Here I emphasize a fundamental difference between the prevailing drugs-stents-bypass model and the integrative oxidative-dysoxygenative model of CHD. Consider the following from the second paragraph of the chapter on the rhythmical excitation of the heart in Human Physiology and Mechanisms of Disease by Guyton and Hall (6th edition, 1997):5
Unfortunately, though, this rhythmical and conduction system of the heart is very susceptible to damage by heart disease, especially by ischemia of the heart tissues resulting from poor coronary flow. The consequence is often a very bizarre heart rhythm, even to the extent of death.

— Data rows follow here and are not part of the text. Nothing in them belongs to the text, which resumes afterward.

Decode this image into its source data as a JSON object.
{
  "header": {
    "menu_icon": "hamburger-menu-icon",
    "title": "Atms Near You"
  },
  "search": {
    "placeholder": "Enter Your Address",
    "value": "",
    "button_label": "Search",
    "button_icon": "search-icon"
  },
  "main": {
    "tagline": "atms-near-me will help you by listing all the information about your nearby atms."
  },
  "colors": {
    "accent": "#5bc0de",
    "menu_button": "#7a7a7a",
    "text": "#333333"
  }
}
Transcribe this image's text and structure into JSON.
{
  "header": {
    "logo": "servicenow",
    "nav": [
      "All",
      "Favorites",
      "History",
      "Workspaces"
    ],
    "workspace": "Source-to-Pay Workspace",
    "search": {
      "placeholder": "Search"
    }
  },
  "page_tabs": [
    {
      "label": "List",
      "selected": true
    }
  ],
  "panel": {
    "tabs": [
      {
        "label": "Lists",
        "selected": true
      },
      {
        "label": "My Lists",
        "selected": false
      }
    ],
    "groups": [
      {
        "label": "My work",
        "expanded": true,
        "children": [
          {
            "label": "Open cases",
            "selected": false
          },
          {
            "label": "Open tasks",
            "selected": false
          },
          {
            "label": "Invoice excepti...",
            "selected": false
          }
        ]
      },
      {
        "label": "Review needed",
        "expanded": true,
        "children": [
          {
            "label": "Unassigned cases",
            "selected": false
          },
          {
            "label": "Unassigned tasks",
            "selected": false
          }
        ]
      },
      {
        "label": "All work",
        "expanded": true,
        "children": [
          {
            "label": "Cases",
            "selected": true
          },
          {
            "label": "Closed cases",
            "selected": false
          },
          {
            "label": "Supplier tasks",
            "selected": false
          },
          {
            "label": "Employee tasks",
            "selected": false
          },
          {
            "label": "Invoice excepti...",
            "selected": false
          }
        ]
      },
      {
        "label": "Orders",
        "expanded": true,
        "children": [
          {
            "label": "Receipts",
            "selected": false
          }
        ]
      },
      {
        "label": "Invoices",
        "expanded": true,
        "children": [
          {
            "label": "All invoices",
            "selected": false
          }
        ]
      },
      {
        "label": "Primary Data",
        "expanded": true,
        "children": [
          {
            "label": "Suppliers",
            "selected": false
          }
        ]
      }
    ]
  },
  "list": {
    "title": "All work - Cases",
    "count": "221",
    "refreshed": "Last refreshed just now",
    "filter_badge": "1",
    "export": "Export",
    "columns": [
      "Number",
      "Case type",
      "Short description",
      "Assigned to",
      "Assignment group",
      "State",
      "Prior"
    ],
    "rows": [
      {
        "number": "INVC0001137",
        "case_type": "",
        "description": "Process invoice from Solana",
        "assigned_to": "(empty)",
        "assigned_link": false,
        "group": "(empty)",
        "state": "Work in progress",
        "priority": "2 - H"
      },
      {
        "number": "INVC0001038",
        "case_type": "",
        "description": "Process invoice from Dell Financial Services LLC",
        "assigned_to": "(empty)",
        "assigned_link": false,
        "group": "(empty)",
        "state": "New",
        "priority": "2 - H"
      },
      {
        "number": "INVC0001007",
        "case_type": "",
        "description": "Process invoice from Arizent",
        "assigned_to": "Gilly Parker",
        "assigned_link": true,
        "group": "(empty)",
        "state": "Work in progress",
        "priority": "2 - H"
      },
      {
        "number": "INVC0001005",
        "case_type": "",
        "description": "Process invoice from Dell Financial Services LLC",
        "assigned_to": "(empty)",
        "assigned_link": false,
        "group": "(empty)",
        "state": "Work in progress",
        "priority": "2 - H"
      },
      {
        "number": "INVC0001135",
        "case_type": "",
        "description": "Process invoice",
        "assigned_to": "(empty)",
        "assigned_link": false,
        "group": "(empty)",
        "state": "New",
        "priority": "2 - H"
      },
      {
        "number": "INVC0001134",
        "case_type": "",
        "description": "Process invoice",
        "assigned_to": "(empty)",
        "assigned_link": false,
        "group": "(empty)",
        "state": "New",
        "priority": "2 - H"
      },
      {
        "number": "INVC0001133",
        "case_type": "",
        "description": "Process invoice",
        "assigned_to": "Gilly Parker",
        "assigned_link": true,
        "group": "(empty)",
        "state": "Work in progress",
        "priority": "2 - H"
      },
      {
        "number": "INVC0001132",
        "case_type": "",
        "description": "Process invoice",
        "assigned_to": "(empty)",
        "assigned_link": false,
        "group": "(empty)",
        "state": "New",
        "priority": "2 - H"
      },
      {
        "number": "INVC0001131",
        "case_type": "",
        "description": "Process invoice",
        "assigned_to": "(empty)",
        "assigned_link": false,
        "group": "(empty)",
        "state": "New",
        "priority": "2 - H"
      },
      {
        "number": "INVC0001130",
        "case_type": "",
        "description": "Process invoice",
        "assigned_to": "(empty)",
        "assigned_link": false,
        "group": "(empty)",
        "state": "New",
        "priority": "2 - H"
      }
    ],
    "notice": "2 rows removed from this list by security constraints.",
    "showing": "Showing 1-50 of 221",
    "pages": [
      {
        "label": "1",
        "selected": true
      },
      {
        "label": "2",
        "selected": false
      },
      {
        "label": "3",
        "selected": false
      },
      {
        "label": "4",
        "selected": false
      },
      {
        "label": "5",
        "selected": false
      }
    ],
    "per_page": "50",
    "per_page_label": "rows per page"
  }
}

Guyton and Hall have written an excellent book. But, they are not clinicians—they uncritically reproduce what appears in the drugs-stents-bypass cardiology textbooks.
Based on extended personal experience, I can categorically state that the vast majority of cardiac arrhythmiasinitially are triggered by hyperglycemic-hyperinsulinemic-hyperadrenergic shifts induced by heavy sugar intake, lifestyle stress, excessive caffeine consumption, environmental chemical triggers, and issues of chronic anger and hostility. The proof of the above statement is the non-drug control of such arrythmias which I have personally observed in the vast majority of patients by addressing the causes of abnormal heart rhythms listed in the preceding sentence of this section.
Specifically, I have controlled many arrhythmias by simply prescribing one to one and one-half tablespoon of suitable proein powders—with 90% or so amino acid content—twice daily, at breakfast and mid-afternoon to prevent sugar roller coasters. Of course, sugar intake has to be severely restricted and relevant triggers—such as environmental mycotoxins and industrial pollutants (such as formaldehyde, perchloroethylene, and others)—have to be addressed effectively as well.
The excitatory and conducting system of the heart is outlined in Figure 2 (the numbers indicate the first four structures listed below). The system has the following major components:
1. Sinus node
2. Internodal pathways
3. Atrioventricular (A-V) node
4. Atrioventricular bundle
5. Right bundle of Purkinje fibers
6. Left bundle of Purkinje fibers
The sinus node (also designated sinoatrial node) is a flattened and ellipsoid strip of highly specialized neural tissue. It is situated in the superior lateral wall of the right atrium, immediately below and somewhat lateral to the opening of the superior vena cava. In adult, it measures approximately 15 x 3 x 1 millimeter. Histologically, the filaments of the node are much thinner (three to five micrometers in diameter) as compared with fibers of surrounding atrial myocardium that measure 10 to 15 micrometers in diameter. The nodal fibrils directly connect with atrial fibrils so that any action potential—propagating wave of electrons—that develops in the node is very rapidly conducted. The bibrils of the sinus node are not the only cardiac fibers capable of self-excitation; however, their activity in health determines the cardiac rhythm.
The potential of the nodal fibrils between discharges is generally between -55 to -60 millivolts (mV). This value is notably lower than that of the ventricular fibers which is generally -85 to -90 mV. The explanation of the reduced negativity in the nodal fibrils is that their cell membranes naturally leak more sodium ions than the ventricular membranes. The term reduced negativity—though traditionally used in medical texts— requires an explanation. In reality, a value of -55mV represents a number of electrons (state of energy) that is lower than that expressed in a value of -90mV. Energetically, both values represent a positive energy states.